I think that this is supposed to be an image of Orcus’ realm in the Shadowfell. Probably?

Despite my appreciation for this adventure, I’m still hesitant to consider running Demon Queen’s Enclave. I don’t like using drow because, well, they’re pretty damn racist. It’s possible for intelligent players to write and run adventures using them that cut against their racist conception, but this ain’t one of them, and in the case of this adventure they’re ultimately a stereotypically evil settlement of dark-skinned people who need to be subdued. I know that Wizards of the Coast, after decades of prodding from players, has been trying to make their depiction less racist, but personally I just have too much knowledge of their history to be able to include them in good conscience. And while it would be possible to change their society into one of, I don’t know, dwarves or bullywugs or whatever else you feel like, at that point you’re really designing your own adventure entirely because of how intrinsically all of the drow lore is linked with what’s contained here. 

So yes, this features surprisingly strong story design and a worthwhile look at the planes, but is really hamstrung by so much of it centering around a racist part of the game’s fantasy mythology. I don’t intend to tell anyone else how to play the game, but it’s something I can’t ignore, and as a result I wind up thinking that the otherwise-best-adventure of the setting might still be a bit of a letdown.
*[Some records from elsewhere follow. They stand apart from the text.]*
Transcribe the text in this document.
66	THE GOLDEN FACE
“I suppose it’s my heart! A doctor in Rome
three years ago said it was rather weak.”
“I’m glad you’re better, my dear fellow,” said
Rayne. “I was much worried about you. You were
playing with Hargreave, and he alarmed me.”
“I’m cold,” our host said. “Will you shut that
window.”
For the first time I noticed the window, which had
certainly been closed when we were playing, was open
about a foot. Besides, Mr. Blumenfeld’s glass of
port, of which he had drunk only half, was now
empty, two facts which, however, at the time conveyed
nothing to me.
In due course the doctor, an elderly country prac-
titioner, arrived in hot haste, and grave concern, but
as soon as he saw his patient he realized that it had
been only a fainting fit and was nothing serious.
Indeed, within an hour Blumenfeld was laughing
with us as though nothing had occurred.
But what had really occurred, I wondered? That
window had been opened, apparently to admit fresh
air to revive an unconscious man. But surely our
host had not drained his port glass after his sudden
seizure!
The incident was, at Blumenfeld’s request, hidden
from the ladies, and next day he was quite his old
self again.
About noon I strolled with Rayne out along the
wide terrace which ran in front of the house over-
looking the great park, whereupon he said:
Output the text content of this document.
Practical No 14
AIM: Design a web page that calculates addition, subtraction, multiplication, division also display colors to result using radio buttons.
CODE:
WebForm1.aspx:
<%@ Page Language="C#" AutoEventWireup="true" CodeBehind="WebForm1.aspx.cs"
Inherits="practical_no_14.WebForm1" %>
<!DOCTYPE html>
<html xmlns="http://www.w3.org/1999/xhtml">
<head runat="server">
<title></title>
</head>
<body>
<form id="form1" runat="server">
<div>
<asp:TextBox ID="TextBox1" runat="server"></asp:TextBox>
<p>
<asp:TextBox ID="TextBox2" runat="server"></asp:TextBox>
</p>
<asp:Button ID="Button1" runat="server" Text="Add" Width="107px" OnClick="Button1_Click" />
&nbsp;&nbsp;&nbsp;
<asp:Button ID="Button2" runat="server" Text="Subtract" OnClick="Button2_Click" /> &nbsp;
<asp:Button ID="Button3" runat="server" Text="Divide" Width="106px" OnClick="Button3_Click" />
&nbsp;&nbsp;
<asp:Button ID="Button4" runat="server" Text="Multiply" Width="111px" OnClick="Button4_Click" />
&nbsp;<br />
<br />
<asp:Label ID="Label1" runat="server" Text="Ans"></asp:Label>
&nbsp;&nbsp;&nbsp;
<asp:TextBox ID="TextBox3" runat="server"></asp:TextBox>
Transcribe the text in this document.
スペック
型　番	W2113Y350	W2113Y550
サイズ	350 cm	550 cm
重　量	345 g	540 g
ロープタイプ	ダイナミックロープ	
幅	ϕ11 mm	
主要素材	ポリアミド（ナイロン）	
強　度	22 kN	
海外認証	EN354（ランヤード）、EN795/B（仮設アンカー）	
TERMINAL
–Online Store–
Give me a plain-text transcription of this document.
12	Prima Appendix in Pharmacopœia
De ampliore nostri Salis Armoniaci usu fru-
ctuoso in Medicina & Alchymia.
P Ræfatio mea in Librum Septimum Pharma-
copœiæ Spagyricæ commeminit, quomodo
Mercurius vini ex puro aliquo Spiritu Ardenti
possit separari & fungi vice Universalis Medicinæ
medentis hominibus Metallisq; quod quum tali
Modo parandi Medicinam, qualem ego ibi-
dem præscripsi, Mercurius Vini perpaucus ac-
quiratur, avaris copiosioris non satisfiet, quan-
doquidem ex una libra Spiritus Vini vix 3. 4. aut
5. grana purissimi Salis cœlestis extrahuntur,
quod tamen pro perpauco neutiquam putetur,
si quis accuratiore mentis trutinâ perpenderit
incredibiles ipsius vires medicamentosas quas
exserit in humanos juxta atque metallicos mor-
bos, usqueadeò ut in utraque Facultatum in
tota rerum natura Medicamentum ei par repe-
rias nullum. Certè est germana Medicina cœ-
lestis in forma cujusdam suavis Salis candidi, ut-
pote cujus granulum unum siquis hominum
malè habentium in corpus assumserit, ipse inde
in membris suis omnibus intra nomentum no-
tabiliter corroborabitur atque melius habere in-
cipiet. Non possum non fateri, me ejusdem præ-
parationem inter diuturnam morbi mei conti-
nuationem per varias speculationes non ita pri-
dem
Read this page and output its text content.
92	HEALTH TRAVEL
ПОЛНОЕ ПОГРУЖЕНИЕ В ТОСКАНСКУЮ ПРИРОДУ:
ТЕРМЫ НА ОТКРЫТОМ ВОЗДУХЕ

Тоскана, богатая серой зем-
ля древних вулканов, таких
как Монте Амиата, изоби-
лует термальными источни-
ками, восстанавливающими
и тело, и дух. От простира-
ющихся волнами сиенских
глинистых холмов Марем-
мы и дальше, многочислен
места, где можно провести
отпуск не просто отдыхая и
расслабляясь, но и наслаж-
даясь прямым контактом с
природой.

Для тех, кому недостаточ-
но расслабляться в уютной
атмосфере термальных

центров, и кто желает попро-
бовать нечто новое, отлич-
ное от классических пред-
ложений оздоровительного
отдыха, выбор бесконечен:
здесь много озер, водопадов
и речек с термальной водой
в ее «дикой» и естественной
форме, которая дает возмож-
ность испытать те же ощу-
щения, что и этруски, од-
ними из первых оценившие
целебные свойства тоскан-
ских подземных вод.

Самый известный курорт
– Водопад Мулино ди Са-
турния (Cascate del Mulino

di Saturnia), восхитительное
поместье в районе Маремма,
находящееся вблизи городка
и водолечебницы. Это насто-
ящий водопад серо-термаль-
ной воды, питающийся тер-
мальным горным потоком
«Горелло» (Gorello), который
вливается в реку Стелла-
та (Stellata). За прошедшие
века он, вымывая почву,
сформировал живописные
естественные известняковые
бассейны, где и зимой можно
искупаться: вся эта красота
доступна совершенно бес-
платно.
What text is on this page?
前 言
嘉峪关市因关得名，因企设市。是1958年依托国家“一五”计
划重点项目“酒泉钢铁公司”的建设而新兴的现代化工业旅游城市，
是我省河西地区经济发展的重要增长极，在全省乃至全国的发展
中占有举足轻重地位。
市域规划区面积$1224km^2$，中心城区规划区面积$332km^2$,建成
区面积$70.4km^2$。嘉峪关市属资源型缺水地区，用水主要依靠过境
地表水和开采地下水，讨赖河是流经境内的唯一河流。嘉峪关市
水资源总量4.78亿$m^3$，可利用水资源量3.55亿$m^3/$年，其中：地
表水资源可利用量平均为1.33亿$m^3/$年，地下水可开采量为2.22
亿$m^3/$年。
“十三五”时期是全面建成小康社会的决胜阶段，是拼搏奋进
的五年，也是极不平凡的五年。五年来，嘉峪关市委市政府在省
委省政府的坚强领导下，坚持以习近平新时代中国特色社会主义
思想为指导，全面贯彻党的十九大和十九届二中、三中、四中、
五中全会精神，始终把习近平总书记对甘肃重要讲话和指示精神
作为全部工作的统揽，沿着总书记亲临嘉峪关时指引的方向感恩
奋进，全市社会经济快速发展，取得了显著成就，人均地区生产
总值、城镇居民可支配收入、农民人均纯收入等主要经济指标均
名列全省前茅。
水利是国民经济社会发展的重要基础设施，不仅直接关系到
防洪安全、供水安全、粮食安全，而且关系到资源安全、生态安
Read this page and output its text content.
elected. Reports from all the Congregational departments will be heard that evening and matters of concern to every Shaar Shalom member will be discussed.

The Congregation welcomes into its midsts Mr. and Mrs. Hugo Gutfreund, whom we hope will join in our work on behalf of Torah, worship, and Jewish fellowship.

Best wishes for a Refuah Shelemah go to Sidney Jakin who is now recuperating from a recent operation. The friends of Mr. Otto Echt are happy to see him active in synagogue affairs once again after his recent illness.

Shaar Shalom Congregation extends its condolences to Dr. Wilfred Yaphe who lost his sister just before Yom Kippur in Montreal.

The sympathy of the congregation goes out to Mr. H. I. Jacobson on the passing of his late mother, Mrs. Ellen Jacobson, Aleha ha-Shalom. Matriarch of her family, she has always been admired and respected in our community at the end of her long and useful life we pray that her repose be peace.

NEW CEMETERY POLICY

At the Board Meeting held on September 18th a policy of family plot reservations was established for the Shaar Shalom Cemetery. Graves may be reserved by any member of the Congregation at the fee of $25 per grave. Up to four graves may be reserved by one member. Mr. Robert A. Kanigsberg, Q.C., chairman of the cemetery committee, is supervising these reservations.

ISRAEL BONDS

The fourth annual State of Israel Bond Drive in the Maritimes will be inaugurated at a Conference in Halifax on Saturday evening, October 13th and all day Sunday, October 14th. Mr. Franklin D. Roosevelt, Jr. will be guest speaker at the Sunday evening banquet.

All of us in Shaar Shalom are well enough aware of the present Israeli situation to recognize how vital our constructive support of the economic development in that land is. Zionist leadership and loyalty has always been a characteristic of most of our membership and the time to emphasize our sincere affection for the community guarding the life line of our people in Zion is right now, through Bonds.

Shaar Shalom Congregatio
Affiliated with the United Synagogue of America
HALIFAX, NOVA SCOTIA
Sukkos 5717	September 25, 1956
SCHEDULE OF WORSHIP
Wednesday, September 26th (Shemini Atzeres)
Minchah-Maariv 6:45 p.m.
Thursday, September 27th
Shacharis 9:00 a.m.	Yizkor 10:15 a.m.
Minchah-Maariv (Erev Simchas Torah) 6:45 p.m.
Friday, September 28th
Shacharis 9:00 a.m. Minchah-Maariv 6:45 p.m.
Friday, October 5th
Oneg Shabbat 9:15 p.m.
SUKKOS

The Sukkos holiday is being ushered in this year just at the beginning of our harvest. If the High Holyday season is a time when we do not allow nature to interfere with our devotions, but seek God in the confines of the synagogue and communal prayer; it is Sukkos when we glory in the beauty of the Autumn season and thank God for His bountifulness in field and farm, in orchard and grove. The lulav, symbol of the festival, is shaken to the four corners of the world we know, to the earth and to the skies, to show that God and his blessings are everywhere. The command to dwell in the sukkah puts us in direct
I realize that I haven’t talked about this much (at all?) with previous adventures that include drow, but in those cases things weren’t so focused on roleplaying—when it’s a dungeon crawl it hardly matters whether you’re smashing up drow or dragons or whoever else, as ultimately they’re just statblocks standing in the way, but their representations feel a lot more real when you’re supposed to talk and scheme with them. Something about this just ends up harder for me to stomach, which probably shouldn’t be the case but is just how I feel. Your mileage may vary, but lately considerations of racism in fantasy are more prominent in my mind, and I feel remiss about not talking about this at all when covering things like Expedition to the Demonweb Pits or The Harrowing in the past.